FaithfulnessIs the answer grounded in the retrieved context?

How It's Computed

Decompose the answer into atomic claims. For each claim, check if it can be inferred from the provided context. Score = (supported claims) / (total claims).

Range: 0 to 1 (1 = every claim is supported)

What It Catches

Hallucination — the model generating facts not present in any retrieved document.

Diagnostic Signal

Low faithfulness with high context recall = generation problem. The model has the right context but fabricates beyond it.

Answer RelevancyDoes the answer actually address the question?

How It's Computed

Generate N questions from the answer using an LLM. Compute the mean cosine similarity between these generated questions and the original question. Higher similarity = more relevant answer.

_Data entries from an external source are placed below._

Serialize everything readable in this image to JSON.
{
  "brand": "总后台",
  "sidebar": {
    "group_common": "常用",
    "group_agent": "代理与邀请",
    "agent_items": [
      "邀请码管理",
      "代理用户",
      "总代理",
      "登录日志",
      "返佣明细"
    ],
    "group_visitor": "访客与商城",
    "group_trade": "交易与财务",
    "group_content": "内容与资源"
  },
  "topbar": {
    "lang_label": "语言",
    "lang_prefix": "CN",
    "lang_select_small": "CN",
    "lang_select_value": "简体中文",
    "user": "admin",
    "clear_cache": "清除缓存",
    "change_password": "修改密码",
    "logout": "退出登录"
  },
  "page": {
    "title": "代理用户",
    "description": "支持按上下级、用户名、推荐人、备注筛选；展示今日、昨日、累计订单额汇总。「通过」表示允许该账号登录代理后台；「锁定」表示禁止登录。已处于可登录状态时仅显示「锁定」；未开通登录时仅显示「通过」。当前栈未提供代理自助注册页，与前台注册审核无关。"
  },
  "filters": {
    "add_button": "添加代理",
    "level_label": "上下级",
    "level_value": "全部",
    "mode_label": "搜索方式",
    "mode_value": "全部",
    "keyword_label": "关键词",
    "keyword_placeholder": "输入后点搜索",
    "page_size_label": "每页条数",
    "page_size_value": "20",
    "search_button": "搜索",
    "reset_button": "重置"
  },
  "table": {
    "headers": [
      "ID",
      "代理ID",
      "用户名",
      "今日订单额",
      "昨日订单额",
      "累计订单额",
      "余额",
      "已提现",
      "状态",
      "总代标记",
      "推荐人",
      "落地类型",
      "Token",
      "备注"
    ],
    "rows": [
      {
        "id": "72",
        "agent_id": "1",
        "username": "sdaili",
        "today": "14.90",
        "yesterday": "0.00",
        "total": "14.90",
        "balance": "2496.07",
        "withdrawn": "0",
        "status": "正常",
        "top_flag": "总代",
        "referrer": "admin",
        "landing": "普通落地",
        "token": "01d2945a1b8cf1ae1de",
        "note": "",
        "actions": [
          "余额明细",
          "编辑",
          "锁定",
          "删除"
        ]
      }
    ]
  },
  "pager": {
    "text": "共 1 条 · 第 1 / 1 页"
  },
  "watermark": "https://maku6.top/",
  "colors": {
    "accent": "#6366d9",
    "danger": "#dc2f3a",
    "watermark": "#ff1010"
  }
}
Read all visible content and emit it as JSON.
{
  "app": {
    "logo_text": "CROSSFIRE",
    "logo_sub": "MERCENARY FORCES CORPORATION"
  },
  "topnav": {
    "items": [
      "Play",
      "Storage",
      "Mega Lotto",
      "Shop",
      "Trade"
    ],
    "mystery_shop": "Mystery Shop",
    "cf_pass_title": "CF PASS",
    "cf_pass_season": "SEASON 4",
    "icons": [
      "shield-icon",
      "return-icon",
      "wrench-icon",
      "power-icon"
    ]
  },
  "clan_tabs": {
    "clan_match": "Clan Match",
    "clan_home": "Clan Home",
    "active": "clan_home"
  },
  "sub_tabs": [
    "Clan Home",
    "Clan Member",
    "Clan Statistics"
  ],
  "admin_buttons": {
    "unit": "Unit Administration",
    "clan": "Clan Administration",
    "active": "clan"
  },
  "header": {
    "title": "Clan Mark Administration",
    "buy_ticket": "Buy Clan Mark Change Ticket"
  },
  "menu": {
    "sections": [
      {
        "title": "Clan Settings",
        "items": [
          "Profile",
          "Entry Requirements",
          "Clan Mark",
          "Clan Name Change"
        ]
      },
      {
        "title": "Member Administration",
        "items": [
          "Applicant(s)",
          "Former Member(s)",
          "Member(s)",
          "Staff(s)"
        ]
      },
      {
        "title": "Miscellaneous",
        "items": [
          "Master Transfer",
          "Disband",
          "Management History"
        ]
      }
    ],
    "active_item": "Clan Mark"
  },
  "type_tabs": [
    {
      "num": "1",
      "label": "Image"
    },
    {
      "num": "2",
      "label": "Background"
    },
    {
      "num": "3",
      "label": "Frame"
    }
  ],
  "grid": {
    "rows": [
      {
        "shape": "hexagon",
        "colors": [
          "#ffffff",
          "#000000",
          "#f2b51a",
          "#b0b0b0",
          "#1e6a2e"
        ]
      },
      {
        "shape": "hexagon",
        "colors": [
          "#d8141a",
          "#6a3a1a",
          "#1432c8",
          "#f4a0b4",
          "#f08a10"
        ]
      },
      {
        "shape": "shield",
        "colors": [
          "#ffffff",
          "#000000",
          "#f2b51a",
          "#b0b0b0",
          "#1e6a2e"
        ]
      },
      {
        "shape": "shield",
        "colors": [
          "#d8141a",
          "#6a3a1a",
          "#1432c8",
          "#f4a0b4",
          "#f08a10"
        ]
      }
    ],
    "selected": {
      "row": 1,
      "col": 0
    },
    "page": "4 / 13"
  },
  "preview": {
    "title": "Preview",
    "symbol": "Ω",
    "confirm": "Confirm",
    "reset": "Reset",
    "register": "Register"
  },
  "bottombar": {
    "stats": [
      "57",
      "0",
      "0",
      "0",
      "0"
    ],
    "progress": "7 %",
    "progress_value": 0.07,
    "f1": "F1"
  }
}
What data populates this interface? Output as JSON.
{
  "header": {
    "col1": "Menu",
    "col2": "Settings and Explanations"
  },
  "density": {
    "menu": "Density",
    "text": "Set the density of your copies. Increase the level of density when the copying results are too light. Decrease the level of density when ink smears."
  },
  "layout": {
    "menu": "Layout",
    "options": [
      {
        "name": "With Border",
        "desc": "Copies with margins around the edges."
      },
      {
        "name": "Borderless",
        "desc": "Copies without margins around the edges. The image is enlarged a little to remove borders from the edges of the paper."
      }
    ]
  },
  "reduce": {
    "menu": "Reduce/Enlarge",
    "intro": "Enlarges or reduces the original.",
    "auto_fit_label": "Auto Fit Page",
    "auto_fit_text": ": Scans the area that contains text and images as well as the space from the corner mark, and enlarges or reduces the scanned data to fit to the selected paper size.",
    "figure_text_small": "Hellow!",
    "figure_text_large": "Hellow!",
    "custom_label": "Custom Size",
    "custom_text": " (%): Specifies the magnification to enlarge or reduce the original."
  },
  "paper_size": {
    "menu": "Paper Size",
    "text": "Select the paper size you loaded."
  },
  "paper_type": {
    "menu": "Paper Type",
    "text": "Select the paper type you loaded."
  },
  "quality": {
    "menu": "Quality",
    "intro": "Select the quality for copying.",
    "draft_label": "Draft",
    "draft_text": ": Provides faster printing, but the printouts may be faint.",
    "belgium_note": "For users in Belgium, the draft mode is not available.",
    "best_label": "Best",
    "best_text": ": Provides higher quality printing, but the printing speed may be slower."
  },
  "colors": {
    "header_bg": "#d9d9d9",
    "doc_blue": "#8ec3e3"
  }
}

Range: 0 to 1 (1 = answer perfectly addresses the question)

What It Catches

Off-topic answers — the model using retrieved context to generate an answer about something adjacent but not what was asked.

Diagnostic Signal

Low relevancy with high faithfulness = the retrieved context was relevant to a different aspect than what the user asked about.

Context PrecisionAre the top-ranked retrieved documents actually relevant?

How It's Computed

For each retrieved document, check if it is relevant to the ground truth answer. Weight by rank position — relevant documents ranked higher contribute more to the score.

Range: 0 to 1 (1 = all relevant docs ranked at the top)

What It Catches

Noisy retrieval — irrelevant documents ranked above relevant ones, wasting context window space.

Diagnostic Signal

Low precision = retrieval is returning too many irrelevant documents. Improve your reranking or relevance thresholds.

Context RecallDid we retrieve all the documents needed to answer correctly?

How It's Computed

Decompose the ground truth answer into claims. For each claim, check if it can be attributed to any retrieved document. Score = (attributed claims) / (total ground truth claims).

Range: 0 to 1 (1 = all needed information was retrieved)

What It Catches

Missing retrieval — relevant documents exist in the index but were not retrieved for this query.

Diagnostic Signal

Low recall with high precision = you are retrieving well but not enough. Increase topK or use query expansion.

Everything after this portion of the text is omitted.